I’m sitting under the shadow of the tree on your gravestone, murmuring under my breath the rhymes you taught me when I was four. This is a special day, for me as well as you.
I sometimes wonder,
How many birthdays you have spent like this, waiting for me?
Maybe the answer was buried the same day, you died. And there it lies inside your tomb secure from the outside world. Protected by your warm embrace.
Haven’t you realize the only footsteps you hear beside your tomb have grown up over the years?
And the toddler, whom you once held his gentle hands and helped him to stand up, can now run faster than many.
On some days I have this creepy sensation that in some corner of this graveyard behind a tombstone you are hiding underneath your shroud, trying to memorize as much of me as you can. The broad smile on your translucent face speaks volumes of stories unspoken.
Closing my eyes, I bathe in your memories and feel the sunlight filtering through the leaves dancing on my face. I could feel you warmth radiating from inside the tomb and for a few seconds could imagine you looking at me through the tombstone shading tears the same way as I’m.
I caress my hands over the worn out tombstone —— the delicate build and the curved out impression on your engraved name, pulls me back to that day when your estranged husband brought me here for the first time. I never came in terms with the reality, not even today.

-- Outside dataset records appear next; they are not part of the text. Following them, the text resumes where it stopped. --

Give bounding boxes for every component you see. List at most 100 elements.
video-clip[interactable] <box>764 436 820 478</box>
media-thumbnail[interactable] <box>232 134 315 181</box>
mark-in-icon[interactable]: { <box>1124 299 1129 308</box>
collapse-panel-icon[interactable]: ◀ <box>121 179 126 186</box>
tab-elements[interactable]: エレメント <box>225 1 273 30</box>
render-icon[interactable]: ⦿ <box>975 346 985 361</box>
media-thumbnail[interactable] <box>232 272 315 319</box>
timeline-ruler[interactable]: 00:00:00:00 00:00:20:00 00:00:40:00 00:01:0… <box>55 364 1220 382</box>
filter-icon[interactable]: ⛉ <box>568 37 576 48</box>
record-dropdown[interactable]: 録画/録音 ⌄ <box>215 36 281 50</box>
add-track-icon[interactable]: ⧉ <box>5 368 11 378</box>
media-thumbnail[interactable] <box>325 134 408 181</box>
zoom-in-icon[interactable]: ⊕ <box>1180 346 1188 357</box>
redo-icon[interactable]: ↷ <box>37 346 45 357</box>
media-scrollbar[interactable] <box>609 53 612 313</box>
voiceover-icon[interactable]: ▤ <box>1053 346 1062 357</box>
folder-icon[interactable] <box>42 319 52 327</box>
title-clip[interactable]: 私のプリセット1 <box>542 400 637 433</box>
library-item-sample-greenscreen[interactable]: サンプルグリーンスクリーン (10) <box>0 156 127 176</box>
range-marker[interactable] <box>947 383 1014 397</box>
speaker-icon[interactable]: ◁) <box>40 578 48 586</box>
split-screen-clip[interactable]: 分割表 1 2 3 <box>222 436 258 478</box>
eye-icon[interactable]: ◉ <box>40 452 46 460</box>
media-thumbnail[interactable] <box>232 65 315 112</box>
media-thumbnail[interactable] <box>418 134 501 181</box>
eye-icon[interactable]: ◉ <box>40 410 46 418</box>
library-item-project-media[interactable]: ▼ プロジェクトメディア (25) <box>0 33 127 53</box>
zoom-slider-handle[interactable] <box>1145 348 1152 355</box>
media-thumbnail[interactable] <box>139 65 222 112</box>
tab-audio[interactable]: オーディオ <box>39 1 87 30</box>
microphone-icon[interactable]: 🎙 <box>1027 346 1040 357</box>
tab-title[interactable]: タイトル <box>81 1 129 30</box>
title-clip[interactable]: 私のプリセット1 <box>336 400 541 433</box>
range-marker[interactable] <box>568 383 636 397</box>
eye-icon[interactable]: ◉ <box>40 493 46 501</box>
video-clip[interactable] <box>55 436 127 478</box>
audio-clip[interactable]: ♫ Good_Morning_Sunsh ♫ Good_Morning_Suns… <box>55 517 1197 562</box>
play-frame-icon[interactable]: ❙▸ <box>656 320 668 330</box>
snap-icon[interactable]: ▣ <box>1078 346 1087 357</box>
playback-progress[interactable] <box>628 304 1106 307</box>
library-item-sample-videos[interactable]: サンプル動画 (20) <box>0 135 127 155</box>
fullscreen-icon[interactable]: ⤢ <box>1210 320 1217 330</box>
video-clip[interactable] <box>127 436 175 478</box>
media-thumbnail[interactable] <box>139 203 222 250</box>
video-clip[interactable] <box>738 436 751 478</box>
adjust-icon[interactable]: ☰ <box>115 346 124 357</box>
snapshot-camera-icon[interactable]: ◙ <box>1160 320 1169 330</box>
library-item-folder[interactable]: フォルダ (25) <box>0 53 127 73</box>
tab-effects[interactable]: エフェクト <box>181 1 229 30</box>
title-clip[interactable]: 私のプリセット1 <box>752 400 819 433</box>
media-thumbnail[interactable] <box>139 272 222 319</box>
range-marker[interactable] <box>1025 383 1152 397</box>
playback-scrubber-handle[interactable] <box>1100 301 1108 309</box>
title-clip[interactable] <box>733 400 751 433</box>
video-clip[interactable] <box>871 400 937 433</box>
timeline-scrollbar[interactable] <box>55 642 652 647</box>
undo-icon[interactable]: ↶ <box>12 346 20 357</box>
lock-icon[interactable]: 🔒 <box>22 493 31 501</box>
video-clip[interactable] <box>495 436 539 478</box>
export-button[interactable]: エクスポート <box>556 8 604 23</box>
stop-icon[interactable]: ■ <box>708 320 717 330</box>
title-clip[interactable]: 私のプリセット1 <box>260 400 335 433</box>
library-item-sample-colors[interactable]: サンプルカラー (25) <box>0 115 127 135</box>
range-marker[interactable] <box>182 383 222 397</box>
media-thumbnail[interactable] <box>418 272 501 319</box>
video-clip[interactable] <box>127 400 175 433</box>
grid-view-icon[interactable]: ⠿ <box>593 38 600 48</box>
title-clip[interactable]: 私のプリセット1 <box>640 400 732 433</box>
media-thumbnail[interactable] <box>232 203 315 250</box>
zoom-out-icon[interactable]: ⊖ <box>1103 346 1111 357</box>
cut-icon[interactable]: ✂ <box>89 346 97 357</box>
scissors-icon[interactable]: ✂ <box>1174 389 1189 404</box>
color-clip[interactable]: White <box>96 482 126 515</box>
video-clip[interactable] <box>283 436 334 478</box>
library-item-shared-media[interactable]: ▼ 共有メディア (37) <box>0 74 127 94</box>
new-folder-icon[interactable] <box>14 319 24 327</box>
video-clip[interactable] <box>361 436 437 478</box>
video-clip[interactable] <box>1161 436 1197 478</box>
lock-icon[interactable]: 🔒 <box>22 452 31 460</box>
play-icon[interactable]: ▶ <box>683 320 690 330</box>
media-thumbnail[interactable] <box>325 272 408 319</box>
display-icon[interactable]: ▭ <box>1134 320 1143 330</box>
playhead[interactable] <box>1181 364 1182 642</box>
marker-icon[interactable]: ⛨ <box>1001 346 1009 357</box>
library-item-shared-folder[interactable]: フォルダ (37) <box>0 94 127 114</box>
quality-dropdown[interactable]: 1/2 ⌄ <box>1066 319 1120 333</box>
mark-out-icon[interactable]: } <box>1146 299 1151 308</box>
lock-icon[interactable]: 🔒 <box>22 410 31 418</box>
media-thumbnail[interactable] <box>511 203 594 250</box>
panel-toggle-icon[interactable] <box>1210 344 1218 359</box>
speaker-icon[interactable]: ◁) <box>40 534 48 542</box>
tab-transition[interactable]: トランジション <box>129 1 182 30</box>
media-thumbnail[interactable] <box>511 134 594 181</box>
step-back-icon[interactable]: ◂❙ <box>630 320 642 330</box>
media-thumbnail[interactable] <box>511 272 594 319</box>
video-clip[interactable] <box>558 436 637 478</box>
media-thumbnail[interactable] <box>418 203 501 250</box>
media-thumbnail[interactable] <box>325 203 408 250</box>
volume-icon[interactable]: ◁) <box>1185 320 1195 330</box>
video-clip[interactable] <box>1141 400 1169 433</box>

So many days, I have searched for you in the dark corners of our house, waiting for the slightest hope that never ignited. Yet you presence was so evident. So close as if everything felt like a bad dream.
I have stood up against innumerable gales in these twenty years after you have left me. But every time when the vigorous agony had hit me hard, how much I longed for you to hold me, just the same way you did when I was a toddler.
Perhaps someday I will meet you again in a different place at a different time, when you can embrace me in a tight hug never ever letting me go out of your sight again.